How to Screen (Potentially) Malicious URLs

Hi all -

I am still a new cyber analyst, and I often check IOCs that I find in the news for any prevalence in my environment.

One thing I struggle with is determining if the site is truly malicious or not. I am looking for some feedback on what else I can check for to determine if these sites are suspicious, malicious, etc.

My current process:

1. Check news for IOC (Domain in this case)
2. KQL to search for any URLClicks/RemoteURL connections
3. I receive results that a device connected to the (potentially) malicious URL
4. Check VT for reputation
5. Check proxy for confirmation of connection to the site
6. Sandbox the URL
7. Check device timeline for around the time of the URL click

Where I struggle is with this.

1. When I sandbox the URL, I don't see anything malicious.
   1. What should I be looking for?
   2. What should I check to determine if this is a legitimate site, or a malicious one.
   3. What indicators on the site truly determine maliciousness, and how can I find them?
2. When I check VT, what should I look for on here aside for the 'Reputation Score'/Community score
   1. Is there anything on here I can look for on here to assist me in determining if this site is malicious or not?
3. Is there anything else I can check?
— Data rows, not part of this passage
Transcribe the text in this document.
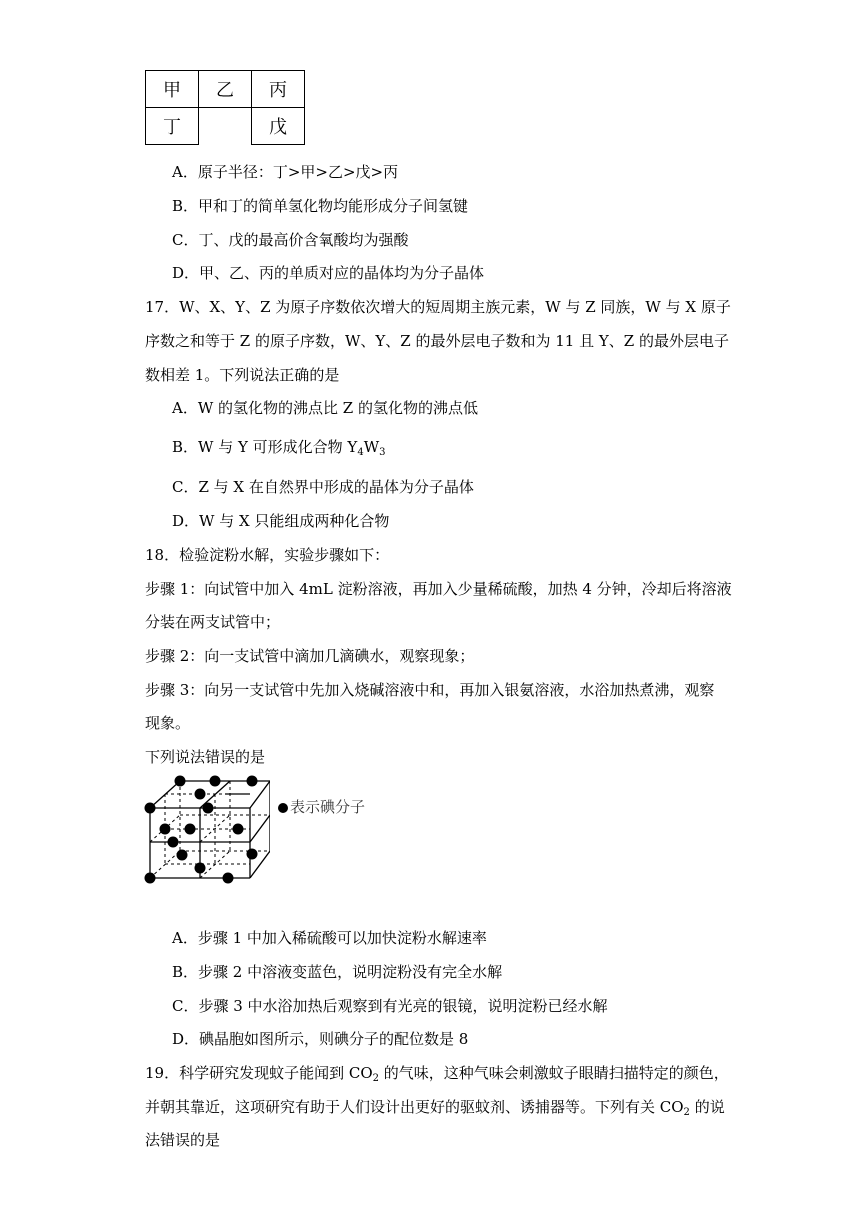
甲	乙	丙
丁		戊
A．原子半径：丁>甲>乙>戊>丙
B．甲和丁的简单氢化物均能形成分子间氢键
C．丁、戊的最高价含氧酸均为强酸
D．甲、乙、丙的单质对应的晶体均为分子晶体
17．W、X、Y、Z 为原子序数依次增大的短周期主族元素，W 与 Z 同族，W 与 X 原子
序数之和等于 Z 的原子序数，W、Y、Z 的最外层电子数和为 11 且 Y、Z 的最外层电子
数相差 1。下列说法正确的是
A．W 的氢化物的沸点比 Z 的氢化物的沸点低
B．W 与 Y 可形成化合物 $Y_4W_3$
C．Z 与 X 在自然界中形成的晶体为分子晶体
D．W 与 X 只能组成两种化合物
18．检验淀粉水解，实验步骤如下：
步骤 1：向试管中加入 4mL 淀粉溶液，再加入少量稀硫酸，加热 4 分钟，冷却后将溶液
分装在两支试管中；
步骤 2：向一支试管中滴加几滴碘水，观察现象；
步骤 3：向另一支试管中先加入烧碱溶液中和，再加入银氨溶液，水浴加热煮沸，观察
现象。
下列说法错误的是
表示碘分子
A．步骤 1 中加入稀硫酸可以加快淀粉水解速率
B．步骤 2 中溶液变蓝色，说明淀粉没有完全水解
C．步骤 3 中水浴加热后观察到有光亮的银镜，说明淀粉已经水解
D．碘晶胞如图所示，则碘分子的配位数是 8
19．科学研究发现蚊子能闻到 $CO_2$ 的气味，这种气味会刺激蚊子眼睛扫描特定的颜色，
并朝其靠近，这项研究有助于人们设计出更好的驱蚊剂、诱捕器等。下列有关 $CO_2$ 的说
法错误的是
I feel like all I do is visit the site, click around, then that's it. I never seem to find any .exe, scripts, etc.

A most recent example of sites would be survey-smiles[.]com. Clearly malicious, but, what should be 'THE' process for analyzing these URLs?

I know this is a dumb question, but I honestly don't know how to check for these things, and my team is relatively new as well. Any pointers would be greatly appreciated!